Professor John Henry Pepper was the Bill Nye of his day. Lecturing for the Royal Polytechnic Institute, it was Pepper’s job to concoct entertaining ways to educate wide audiences— from traveling scholars, to Queen Victoria.
On Christmas, 1862, Pepper’s latest spectacle took the form of a play: an adaptation of Charles Dickens’s The Haunted Man and the Ghost’s Bargain.
On stage, a man sits alone in an office. Suddenly, he duplicates, producing a translucent version of himself who is able to walk through the walls of the theatre.
Paranormal activity? The answer is much simpler than that—it’s accomplished with just three tools: an actor, a light, and a sheet of glass.
While the glass faces the audience, an actor stands just out of view.

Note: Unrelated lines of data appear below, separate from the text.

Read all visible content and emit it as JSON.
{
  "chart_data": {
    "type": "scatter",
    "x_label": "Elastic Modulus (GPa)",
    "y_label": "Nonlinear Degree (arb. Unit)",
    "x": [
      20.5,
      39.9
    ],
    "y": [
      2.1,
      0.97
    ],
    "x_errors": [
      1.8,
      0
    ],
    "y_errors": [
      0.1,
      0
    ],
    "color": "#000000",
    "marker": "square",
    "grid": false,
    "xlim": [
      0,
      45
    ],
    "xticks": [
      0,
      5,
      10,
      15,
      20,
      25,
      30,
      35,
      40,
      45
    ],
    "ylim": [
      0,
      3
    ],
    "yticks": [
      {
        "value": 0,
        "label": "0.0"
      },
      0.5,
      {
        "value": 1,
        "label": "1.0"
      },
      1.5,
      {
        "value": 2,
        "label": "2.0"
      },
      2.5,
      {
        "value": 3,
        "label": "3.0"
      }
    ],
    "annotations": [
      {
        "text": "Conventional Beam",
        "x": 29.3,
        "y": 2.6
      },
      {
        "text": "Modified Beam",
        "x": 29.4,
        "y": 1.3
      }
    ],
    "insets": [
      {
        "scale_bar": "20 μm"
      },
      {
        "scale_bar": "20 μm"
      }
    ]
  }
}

When hit with a bright light, a translucent version of the actor suddenly appears, reflected onto the stage above him.
This is possible thanks to a healthy balance between light reflection and transmission—while most light photons pass through glass, slight imperfections in the glass cause some to bounce back. The resulting image is see-through.
But Dr. Pepper’s true goal was to reveal the power of perception. His presentation challenged audiences to pause at fantastic appearances which may have rational explanations.
Today, you can see “Pepper’s Ghost” in action at museums and theme parks all around the world.